Vaccinoscepticisme dans l'ascenseur

Samuel Hirszenberg, « Spinoza excommunié », 1907.

Wikimedia Commons

À la fin d’un colloque récent, marquant une sortie timide de l’ère des visioconférences, nous prîmes un ascenseur pour remonter à la surface d’une station de métro. Dans la cabine, une dame d’une cinquantaine d’années nous avisa qu’elle mettait son masque pour nous. Je lui rétorquais gentiment que nous étions tous vaccinés. La dame déclara immédiatement son hostilité à la vaccination. Instant de surprise. « Mais alors, lui dis-je, c’est vous qui prenez des risques ici. Vous devriez vous faire vacciner pour votre bien ». Et j’ajoutais ce gros mensonge : que j’étais immunologue. « Avec quel vaccin ? », me testa-t-elle ? Je lui donnais la liste des vaccins disponibles en l’assurant que n’importe lequel ferait l’affaire. La dame appela du renfort : sa fille était étudiante en biologie. Tout sourire, je hasardais qu’elle assistait peut-être à mes cours. Arrivés dans la rue, la dame tourna les talons. Furieuse. Mes collègues riaient de l’imposture. Économistes, ils ne comprendraient pas grand-chose à l’économie, leur avaient seriné des interlocuteurs de rencontre. Les médecins reçoivent aussi des patients qui leur expliquent leur méfiance à l’égard des médecins et de la médecine et vérifient leurs prescriptions dans les revues médicales en ligne. Quant à la science politique, on imagine aisément toutes les leçons qu’un professeur peut recevoir. Normal, « nous sommes en démocratie ». Pour m’excuser de ma petite imposture, je ne puis invoquer que l’expérience socratique.

Scepticisme et phobie

Lire aussi Nidal Taibi, « Interroger les dogmes », Le Monde diplomatique, juillet 2021.
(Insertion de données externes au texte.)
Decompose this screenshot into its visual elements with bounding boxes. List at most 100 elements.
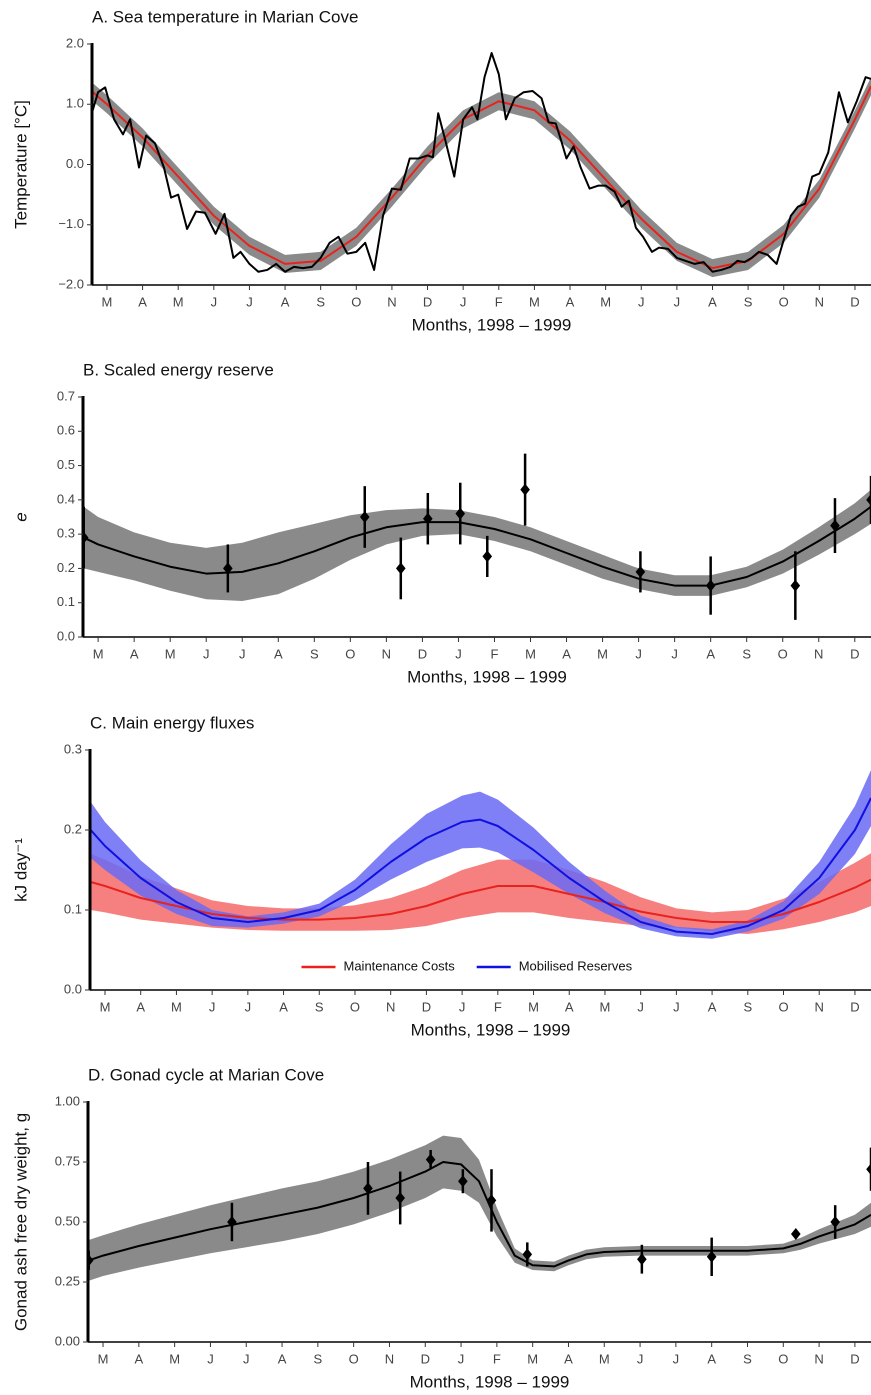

Depuis quelques années, la propension à contester les verdicts scientifiques s’est développée dans les médias, sur les réseaux sociaux et même dans les ascenseurs. Moins au nom de contre-propositions ou de réfutations radicales — la science se trompe — que de mises en doute : « on n’est pas sûr », « pas encore sûr », « les spécialistes ne sont pas tous d’accord » ou « il faut prendre du temps pour juger ». Ces convictions d’amateurs peuvent s’appliquer à tout. Après les climatosceptiques, les vaccinosceptiques. Avec la pandémie de Covid-19, un glissement des objets de la contestation a montré qu’il s’agit moins d’un problème quelconque — la santé après le climat — que d’une complexion intellectuelle ordinaire…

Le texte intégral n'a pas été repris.